Der Rezensent schließt sich der Meinung von Oberschelp und seinen
Mitarbeitern an, daß der Zeitungsnachweis über die ZDB auch nach der
Regelwerk-Diskussion nur ein Notbehelf sein kann, bis eine
eigenständige Zeitungs-Datenbank zur Verfügung steht (S. 53). Es
besteht nach dieser Auffassung kein Zweifel daran, daß die
bibliographisch saubere Dokumentation der vorhandenen Zeitungsbestände
im deutschsprachigen Raum zudem nur auf regionaler Basis möglich ist.

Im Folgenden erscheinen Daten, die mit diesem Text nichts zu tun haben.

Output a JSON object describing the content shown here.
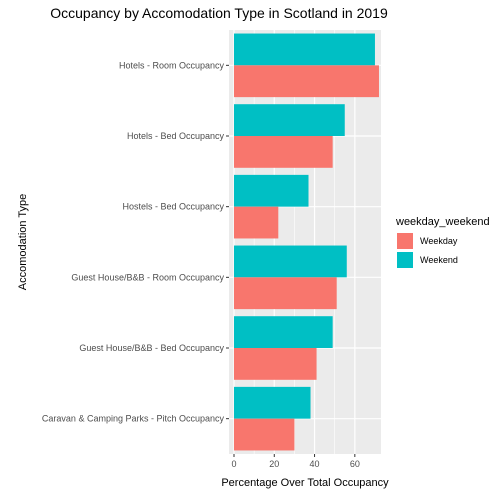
{
  "chart_data": {
    "type": "bar",
    "orientation": "horizontal",
    "title": "Occupancy by Accomodation Type in Scotland  in 2019",
    "xlabel": "Percentage Over Total Occupancy",
    "ylabel": "Accomodation Type",
    "xlim": [
      0,
      73
    ],
    "x_ticks": [
      "0",
      "20",
      "40",
      "60"
    ],
    "x_tick_values": [
      0,
      20,
      40,
      60
    ],
    "categories": [
      "Hotels - Room Occupancy",
      "Hotels - Bed Occupancy",
      "Hostels - Bed Occupancy",
      "Guest House/B&B - Room Occupancy",
      "Guest House/B&B - Bed Occupancy",
      "Caravan & Camping Parks - Pitch Occupancy"
    ],
    "series": [
      {
        "name": "Weekday",
        "color": "#F8766D",
        "values": [
          72,
          49,
          22,
          51,
          41,
          30
        ]
      },
      {
        "name": "Weekend",
        "color": "#00BFC4",
        "values": [
          70,
          55,
          37,
          56,
          49,
          38
        ]
      }
    ],
    "legend": {
      "title": "weekday_weekend",
      "placement": "right",
      "items": [
        "Weekday",
        "Weekend"
      ]
    },
    "grid": true,
    "panel_background": "#EBEBEB"
  }
}
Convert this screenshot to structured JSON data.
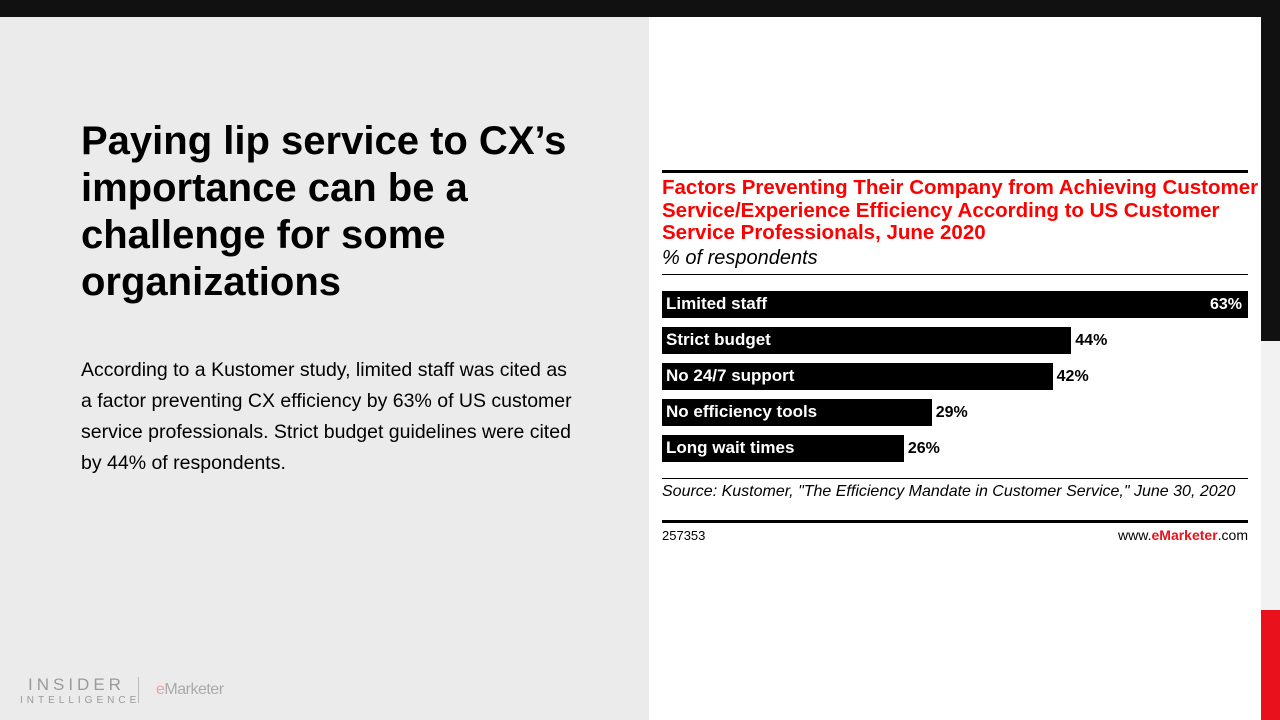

Gert Hagelweide hatte die dazu erschienenen Verzeichnisse bis 1970 im
ersten Band seiner Zeitungsbibliographie zusammengefaßt.[17] Für später
erschienene Bibliographien oder Bestandsverzeichnisse war man bisher
auf die o.a. Jahresbibliographien von Ubbens angewiesen. Die Lücke
schließt nun Manfred Pankratz mit seiner umfangreichen Aufstellung
Bibliographien, Standortkataloge und Bestandsverzeichnisse
deutschsprachiger Tageszeitungen (S. 181 - 209). Er hat seiner
Zusammenstellung den (gelegentlich ergänzten) Literaturbestand des
Instituts für Zeitungsforschung zugrunde gelegt, einschließlich der
Angabe von Signaturen. Reine Zeitungsnachweise überwiegen, doch findet
man auch allgemeine Verzeichnisse wie den Guide to microforms in print
oder die CD-ROM-Ausgabe der ZDB; formal breit gefächerte
Zugangsverzeichnisse wie die Liste der im Archiv des Instituts für
Publizistik [der FU Berlin] laufend bezogenen Zeitungen und
Zeitschriften; Listen von eingeschränkter Zugänglichkeit wie einen
Computerausdruck der Zeitungsbestände der Staatsbibliothek Preußischer
Kulturbesitz (Berlin-West), die in den Bestand der Deutschen
Staatsbibliothek (Berlin-Ost) eingearbeitet worden sind (1992) oder
den Ausdruck der Zeitungen der Württembergischen Landesbibliothek aus
der ZDB in vier Bänden (1998). Auf Werke wie den Stamm oder die
IVW-Auflagenliste wird hingegen ausdrücklich als unspezifisch
verzichtet (S. 181). Bibliographien des deutschsprachigen Auslands
sind nur berücksichtigt worden, wenn sie auch innerhalb des deutschen
Staatsgebietes erschienene Zeitungen nachweisen. Der Rezensent regt
an, diese Beschränkung bei einer - dann wohl selbständig erscheinenden
- Neubearbeitung der Bibliographie fallen zu lassen. Bei der so
unübersichtlichen politisch-geographischen Geschichte Mitteleuropas
scheinen Ausgrenzungen dieser Art wenig Sinn zu machen. Ziel sollte
die Erfassung aller Nachweise deutschsprachiger Zeitungen sein,
unabhängig vom Erscheinungsort. Falls die Quellenlage es zuläßt, wäre
selbst die Beschränkung auf Europa zu überdenken. - Bibliographische
Arbeiten dieser Art sind mühsam, zeitaufwendig und in der Regel
undankbar. Wir sollten Manfred Pankratz für die seine sehr danken. Der
Autor bekundet die Absicht, die Bibliographie gegebenenfalls als
selbständige Publikation fortzuführen. Das ist wünschenswert und wäre
für alle an der Materie Interessierten höchst nützlich.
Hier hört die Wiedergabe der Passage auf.